In South Africa, initial production of more than a million tonnes of green ammonia a year is envisaged at the proposed R105-billion Hive Hydrogen project at Coega in the Eastern Cape, headed by former Eskom CEO and Standard Bank chairperson Thulani Gcabashe.

The project presents an opportunity to create a key Hydrogen Valley-type kick-start in a country well endowed with renewable energy, land, port infrastructure and the minerals and metals needed to be a globally competitive green hydrogen producer.

Hive Hydrogen is also collaborating with Itochu Corporation of Japan to develop a least-cost green ammonia solution.

Green electrons and green hydrogen are presenting South Africa with a massive opportunity to reindustrialise, Nedbank CIB head of infrastructure, energy and telecommunications Mike Peo told the recent Green Hydrogen Roundtable.

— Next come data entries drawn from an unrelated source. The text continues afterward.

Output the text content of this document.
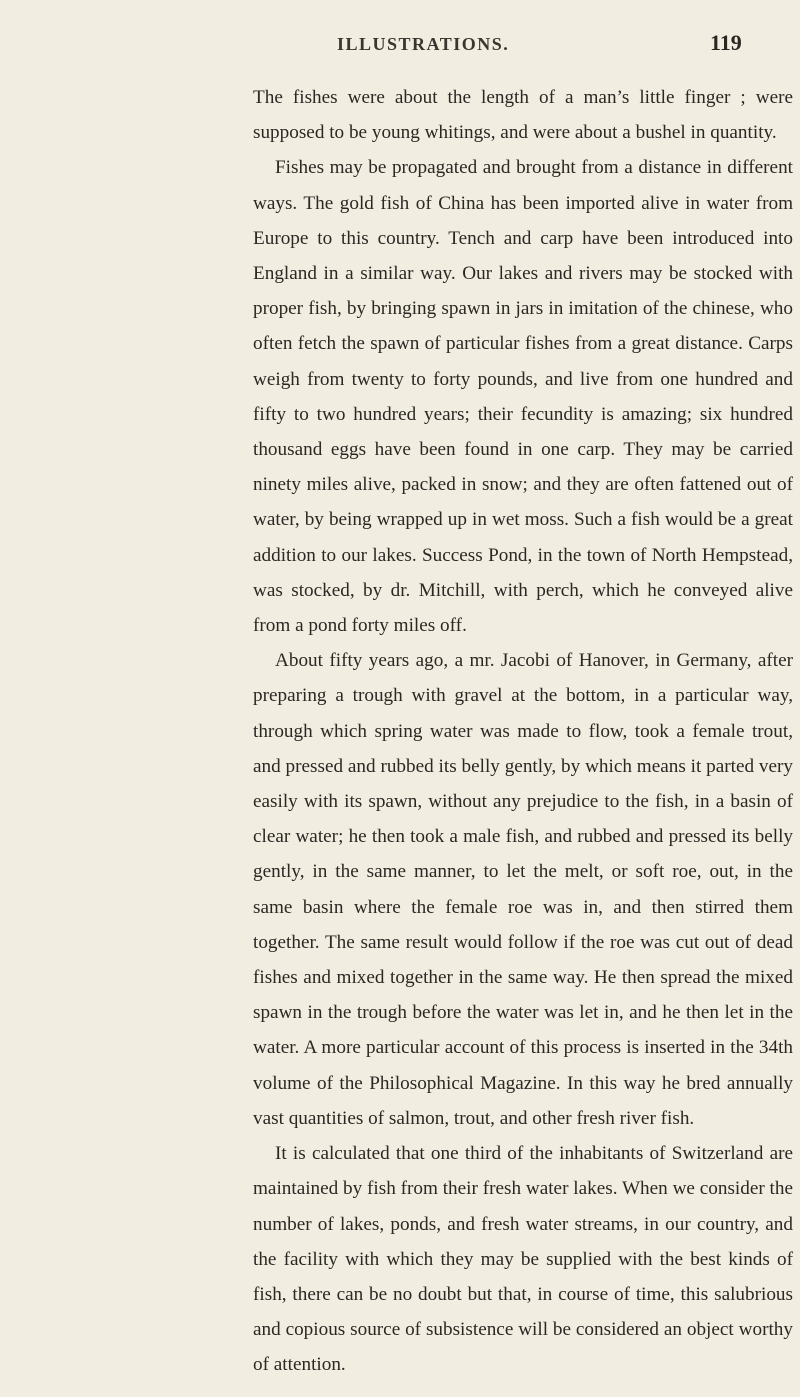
ILLUSTRATIONS.	119

The fishes were about the length of a man’s little finger ; were supposed to be young whitings, and were about a bushel in quantity.

Fishes may be propagated and brought from a distance in different ways. The gold fish of China has been imported alive in water from Europe to this country. Tench and carp have been introduced into England in a similar way. Our lakes and rivers may be stocked with proper fish, by bringing spawn in jars in imitation of the chinese, who often fetch the spawn of particular fishes from a great distance. Carps weigh from twenty to forty pounds, and live from one hundred and fifty to two hundred years; their fecundity is amazing; six hundred thousand eggs have been found in one carp. They may be carried ninety miles alive, packed in snow; and they are often fattened out of water, by being wrapped up in wet moss. Such a fish would be a great addition to our lakes. Success Pond, in the town of North Hempstead, was stocked, by dr. Mitchill, with perch, which he conveyed alive from a pond forty miles off.

About fifty years ago, a mr. Jacobi of Hanover, in Germany, after preparing a trough with gravel at the bottom, in a particular way, through which spring water was made to flow, took a female trout, and pressed and rubbed its belly gently, by which means it parted very easily with its spawn, without any prejudice to the fish, in a basin of clear water; he then took a male fish, and rubbed and pressed its belly gently, in the same manner, to let the melt, or soft roe, out, in the same basin where the female roe was in, and then stirred them together. The same result would follow if the roe was cut out of dead fishes and mixed together in the same way. He then spread the mixed spawn in the trough before the water was let in, and he then let in the water. A more particular account of this process is inserted in the 34th volume of the Philosophical Magazine. In this way he bred annually vast quantities of salmon, trout, and other fresh river fish.

It is calculated that one third of the inhabitants of Switzerland are maintained by fish from their fresh water lakes. When we consider the number of lakes, ponds, and fresh water streams, in our country, and the facility with which they may be supplied with the best kinds of fish, there can be no doubt but that, in course of time, this salubrious and copious source of subsistence will be considered an object worthy of attention.
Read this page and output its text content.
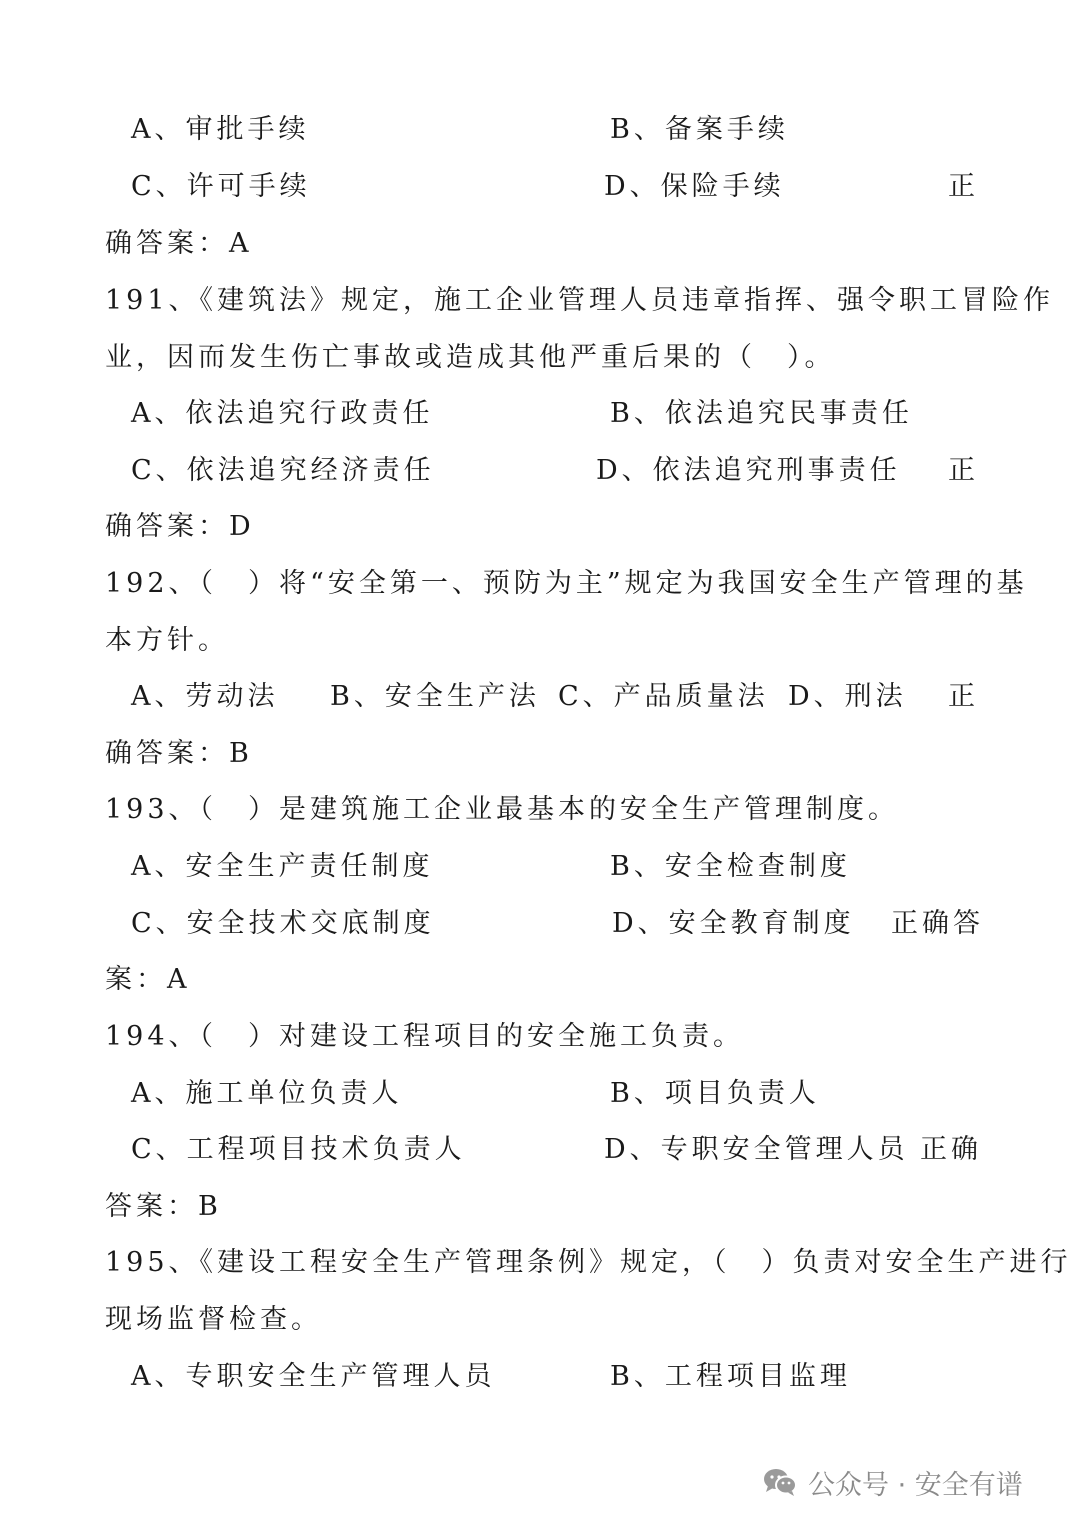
A、审批手续	B、备案手续
C、许可手续	D、保险手续	正
确答案：A
191、《建筑法》规定，施工企业管理人员违章指挥、强令职工冒险作
业，因而发生伤亡事故或造成其他严重后果的（　）。
A、依法追究行政责任	B、依法追究民事责任
C、依法追究经济责任	D、依法追究刑事责任 正
确答案：D
192、（　）将“安全第一、预防为主”规定为我国安全生产管理的基
本方针。
A、劳动法 B、安全生产法 C、产品质量法 D、刑法 正
确答案：B
193、（　）是建筑施工企业最基本的安全生产管理制度。
A、安全生产责任制度	B、安全检查制度
C、安全技术交底制度	D、安全教育制度 正确答
案：A
194、（　）对建设工程项目的安全施工负责。
A、施工单位负责人	B、项目负责人
C、工程项目技术负责人	D、专职安全管理人员 正确
答案：B
195、《建设工程安全生产管理条例》规定，（　）负责对安全生产进行
现场监督检查。
A、专职安全生产管理人员	B、工程项目监理
公众号 · 安全有谱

“There’s an incredible ecosystem that exists around green hydrogen. There are maybe 30 to 40 very specific types of opportunity that can arise as a consequence of building green hydrogen and green ammonia production plants and having molecules that can be utilised,” Peo added.

An example is progressing into the field of green hydrogen fuel cells, which are being envisaged to power large haul trucks used for mining. While a 500 t example has been under trial at the Mogalakwena PGMs mine in Limpopo for many months, Australian mining company and green molecules promoter Fortescue recently publicised that its Liebherr T 264 haul truck is powered by hydrogen as part of its mission to decarbonise heavy industry.